Depreciation is a noncash expense for tax purposes that applies to improvements to income, business, and investment property. It is a return on the investment. Any gain on sale is taxed from the basis adjusted by adding buying expenses and capital improvements to the purchase price, then deducting the accumulated depreciation (adjusted cost basis). For residential property, a 27½-year life is used for depreciation purposes. For nonresidential property, a 39-year life is used.

A taxpayer can defer gains on the sale of business or investment property by use of a 1031 exchange. The property must be like-for-like (real property for real property), and the taxpayer would be taxed only on boot received. Boot is unlike property received, as well as debt relief. A delayed tax-deferred exchange is possible if the taxpayer identifies the property within 45 days of a transfer and closes escrow within 180 days of the transfer.

Installment sales allow a taxpayer to spread a gain over the years in which the gain is received. This could mean a lower tax rate.

A sale-leaseback allows a seller to gain operating capital, reduce debt, and have the 100% tax deduction of business rent.

Residential property owners have a tax advantage for interest payments on $750,000 in acquisition indebtedness (for primary and secondary residences), as well as up to $100,000 in equity indebtedness if used for purchase or improvements.
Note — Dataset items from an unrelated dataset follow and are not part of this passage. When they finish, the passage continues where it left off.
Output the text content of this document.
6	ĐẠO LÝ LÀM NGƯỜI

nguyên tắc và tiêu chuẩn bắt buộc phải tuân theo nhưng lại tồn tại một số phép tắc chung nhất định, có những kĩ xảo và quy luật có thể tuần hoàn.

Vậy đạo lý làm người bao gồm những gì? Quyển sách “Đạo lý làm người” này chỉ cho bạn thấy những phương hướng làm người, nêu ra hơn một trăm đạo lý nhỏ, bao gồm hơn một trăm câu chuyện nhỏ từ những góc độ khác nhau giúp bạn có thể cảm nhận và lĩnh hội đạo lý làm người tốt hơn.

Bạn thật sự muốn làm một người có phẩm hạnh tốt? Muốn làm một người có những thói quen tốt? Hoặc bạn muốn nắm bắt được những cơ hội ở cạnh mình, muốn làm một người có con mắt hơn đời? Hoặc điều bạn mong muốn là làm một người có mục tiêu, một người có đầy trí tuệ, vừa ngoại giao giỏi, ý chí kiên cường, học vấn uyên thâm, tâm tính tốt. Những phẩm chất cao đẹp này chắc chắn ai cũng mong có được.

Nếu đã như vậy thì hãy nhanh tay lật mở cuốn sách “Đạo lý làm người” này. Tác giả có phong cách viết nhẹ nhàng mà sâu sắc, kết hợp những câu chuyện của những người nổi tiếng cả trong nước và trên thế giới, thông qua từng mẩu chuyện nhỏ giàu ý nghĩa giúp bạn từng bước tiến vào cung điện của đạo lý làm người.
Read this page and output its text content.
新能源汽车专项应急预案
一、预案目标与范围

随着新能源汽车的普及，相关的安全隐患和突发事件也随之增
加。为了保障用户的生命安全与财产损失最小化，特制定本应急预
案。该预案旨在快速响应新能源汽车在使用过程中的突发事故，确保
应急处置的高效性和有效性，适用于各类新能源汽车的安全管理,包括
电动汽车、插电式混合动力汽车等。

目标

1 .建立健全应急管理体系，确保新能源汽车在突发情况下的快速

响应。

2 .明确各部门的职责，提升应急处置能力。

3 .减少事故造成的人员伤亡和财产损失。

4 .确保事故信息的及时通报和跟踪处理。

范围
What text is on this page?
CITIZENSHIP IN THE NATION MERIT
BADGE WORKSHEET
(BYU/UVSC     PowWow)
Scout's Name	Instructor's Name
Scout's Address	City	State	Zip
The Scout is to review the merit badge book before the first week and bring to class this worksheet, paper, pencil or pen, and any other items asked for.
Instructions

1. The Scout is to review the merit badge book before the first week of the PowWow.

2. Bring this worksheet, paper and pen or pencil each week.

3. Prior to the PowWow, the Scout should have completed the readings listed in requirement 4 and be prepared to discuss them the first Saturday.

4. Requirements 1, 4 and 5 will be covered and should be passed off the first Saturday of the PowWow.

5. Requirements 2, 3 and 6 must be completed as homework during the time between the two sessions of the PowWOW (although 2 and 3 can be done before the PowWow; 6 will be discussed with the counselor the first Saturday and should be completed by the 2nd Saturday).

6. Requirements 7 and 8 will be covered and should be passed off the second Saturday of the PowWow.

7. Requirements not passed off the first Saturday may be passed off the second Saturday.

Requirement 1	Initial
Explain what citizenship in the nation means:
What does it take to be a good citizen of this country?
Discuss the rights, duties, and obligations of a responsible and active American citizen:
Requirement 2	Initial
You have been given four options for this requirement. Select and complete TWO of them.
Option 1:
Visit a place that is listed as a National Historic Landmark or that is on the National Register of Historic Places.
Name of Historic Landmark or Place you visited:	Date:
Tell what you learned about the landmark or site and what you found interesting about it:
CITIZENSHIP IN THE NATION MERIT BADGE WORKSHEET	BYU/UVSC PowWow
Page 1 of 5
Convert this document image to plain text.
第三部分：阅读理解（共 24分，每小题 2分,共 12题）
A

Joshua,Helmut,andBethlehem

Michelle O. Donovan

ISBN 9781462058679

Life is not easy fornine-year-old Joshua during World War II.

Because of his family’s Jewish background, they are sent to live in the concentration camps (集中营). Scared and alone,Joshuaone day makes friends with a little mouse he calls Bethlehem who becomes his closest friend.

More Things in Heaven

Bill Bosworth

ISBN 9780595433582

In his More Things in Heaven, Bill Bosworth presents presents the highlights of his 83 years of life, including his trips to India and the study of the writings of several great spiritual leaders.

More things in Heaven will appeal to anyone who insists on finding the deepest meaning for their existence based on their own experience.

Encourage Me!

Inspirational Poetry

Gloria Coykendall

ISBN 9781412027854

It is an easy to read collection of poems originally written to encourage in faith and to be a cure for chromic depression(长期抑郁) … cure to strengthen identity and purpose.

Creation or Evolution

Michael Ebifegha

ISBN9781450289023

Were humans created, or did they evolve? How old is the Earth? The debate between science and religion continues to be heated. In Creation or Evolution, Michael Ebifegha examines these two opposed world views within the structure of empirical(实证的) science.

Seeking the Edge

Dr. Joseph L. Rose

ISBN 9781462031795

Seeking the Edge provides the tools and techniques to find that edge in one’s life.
A homeowner's gain on the sale of a residence is determined by deducting the adjusted cost basis (cost plus improvements) and the selling expenses from the selling price. The Taxpayer Relief Act of 1997 made some significant changes to tax law regarding gains on the sale of real estate. These changes include a once-every-two-year exclusion from taxation for gains on the sale of a principal residence that has been occupied by the sellers for at least two years during the prior five-year period. This exclusion from taxation is as follows:

  • Married couples, $500,000
  • Single persons, $250,000

When a property is sold by a foreign national, it is the buyer's responsibility to withhold 15% of the price for federal income taxes and 5% for state income taxes, unless the transaction is exempt from such withholding. The state withholding applies to all nonresidents of California.

Depreciation is a paper expense that can be used to shelter up to $25,000 in active income from taxation (The maximum amount is reduced by $1 for every $2 in income over $100,000).

Death results in a stepped-up cost basis that is based on value at the time of the decedent's death. There is a federal estate tax but no California estate tax. By using a living trust, a couple can double the amount of their estate tax exemption.